Fahmy menjelaskan transaksi senilai US$ 3,85 miliar itu bukanlah untuk membeli tambang milik bangsa Indonesia sendiri, melainkan untuk membeli saham Freeport McMoRan di PT FI, yang kala itu menguasai mayoritas 90,4%.
"Berdasaarkan perjanjian Kontrak Karya (KK) antara Pemerintah Indonesia dengan Freeport McMoRan (G2B) generasi kedua yang ditandatangani Pemerintahan Orde Baru pada 1997, PT FI diberikan hak untuk melakukan eksplorasi dan eksploitasi Tambang Grasberg di Bumi Papua, yang akan berakhir pada 2021. Sebagai imbalannya, Pemerintah Indonesia memperoleh saham sebesar 9,6%, royalty antara 1%-3%, dan pajak," ujarnya.
Fahmy menambahkan sebagai pemilik pertambangan, saat itu pendapatan Pemerintah Indonesia jauh lebih kecil ketimbang pendapatan Freeport McMoRan.
"Pendapatan dari deviden dengan porsi kepemilikan saham yang jauh lebih kecil, itu pun sering kali deviden tidak dibagikan dengan alasan laba ditahan. Demikian juga dengan perolehan dari royalty dan pajak yang diterima Pemerintah Indonesia masih sangat kecil,"ujar Fahmy dalam pernyataan tertulisnya, diterima Minggu (23/12/2018).
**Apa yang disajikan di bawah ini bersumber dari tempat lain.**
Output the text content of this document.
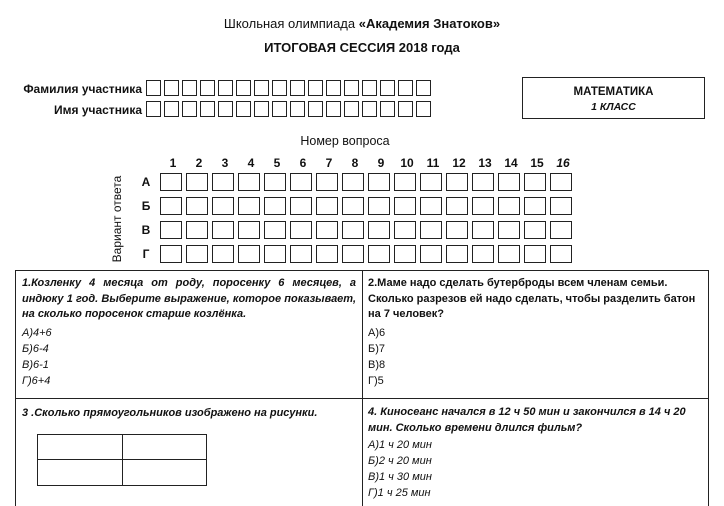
Школьная олимпиада «Академия Знатоков»
ИТОГОВАЯ СЕССИЯ 2018 года
Фамилия участника
Имя участника
МАТЕМАТИКА
1 КЛАСС
Номер вопроса
1	2	3	4	5	6	7	8	9	10	11	12	13	14	15	16
Вариант ответа А
Б
В
Г
1.Козленку 4 месяца от роду, поросенку 6 месяцев, а индюку 1 год. Выберите выражение, которое показывает, на сколько поросенок старше козлёнка.
А)4+6
Б)6-4
В)6-1
Г)6+4
2.Маме надо сделать бутерброды всем членам семьи. Сколько разрезов ей надо сделать, чтобы разделить батон на 7 человек?
А)6
Б)7
В)8
Г)5
3 .Сколько прямоугольников изображено на рисунки.	4. Киносеанс начался в 12 ч 50 мин и закончился в 14 ч 20 мин. Сколько времени длился фильм?
А)1 ч 20 мин
Б)2 ч 20 мин
В)1 ч 30 мин
Г)1 ч 25 мин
Ia menambahkan bahwa perolehan pendapatan dari deviden, royalty dan pajak yang masih sangat kecil itu lantaran Pemerintah Indonesia hanya menguasai saham minoritas sebesar 9,6%.
"Oleh karena itu, Pemerintahan Jokowi-JK sejak awal sudah bertekat untuk menguasai mayoritas 51% saham PT FI agar pendapatan yang diterima bisa jauh lebih besar," tambah Fahmy.
Ia menggambarkan setelah melalui proses perundingan yang panjang dan alot, Freeport dan Pemerintah akhirnya menyepakati perubahan kontrak karya (KK) menjadi Izin Usaha Pertambangan Khusus (IUPK). Dalam hal ini terdapat tiga syarat yakni smelterisaasi, Divestasi 51% Saham Freeport, dan pendapatan yang lebih besar dari Royalty dan Pajak.
Momen Divestasi
Fahmy menggambarkan mengapa pengambilalihan saham Freeport tidak dilakukan saat KK berakhir pada 2021.
"Pengambilan pada 2021 tidak lah gratis, bahkan biayanya lebih mahal ketimbang harga divestasi 51% Saham Freeeport. Perjanjian KK berbeda dengan kontrak pada sektor minyak dan gas bumi (migas), yang Blok Migas dan Asetnya harus diserahkan kepada Pemerintah pada saat kontrak berakhir, dan Pemerintah bisa menyerahkannya kepada Pertamina," ujarnya.
Perjanjian KK, lanjut Fahmy, membatasi pemerintah Indonesia untuk mengambil alih Freeport tanpa alasan yang “wajar” dan harus disepakati kedua belah pihak.
"Jika kedua belah pihak sepakat untuk mengakhiri KK, maka Pemerintah Indonesia harus membeli semua aset, peralatan dan teknologi dengan nilai buku. Hasil appresial lembaga keungan internasional, nilai buku seluruh aset Freeport ditaksir sebesar US$6 miliar, jauh lebih mahal dibanding harga divestasi 51% saham Freeeport yang hanya sebesar US$ 3,8 miliar."
Pendapatan Negara
Fahmy menambahkan dengan penguasaan 51% Saham PTFI, pendapatan deviden yang akan diperoleh Pemerintah jauh lebih besar dibanding saat menguasai saham hanya sebesar 9,6%.
"Dengan Earning After Tax (EAT) yang dibukukan PTFI rata-rata sebesar US$ 2,8 miliar per tahun, maka deviden yang diterima bisa mencapai sebesar US$ 1,4 miliar (0,51 X US$ 2,8 miliar) per tahun," ujarnya.
Dengan demikian, Pay Back Period (waktu pengembalian dana) divestasi 51% saham Freeport sebesar US$ 3,8 miliar, akan kembali dalam waktu 3 tahun.
"Setelah itu, Indonesia akan memperoleh pendapatan utuh sekitar US$ 1,4 miliar, yang 10% dibagikan kepada Pemerintah Daerah Papua, masih ditambah pendapatan dari royalty dan pajak.
Fahmy meyakini divestasi 51% saham PT FI merupakan opsi terbaik, rasional dan terjangkau dibandingkan dengan opsi nasionalisasi atau pengambilalihan pada 2021.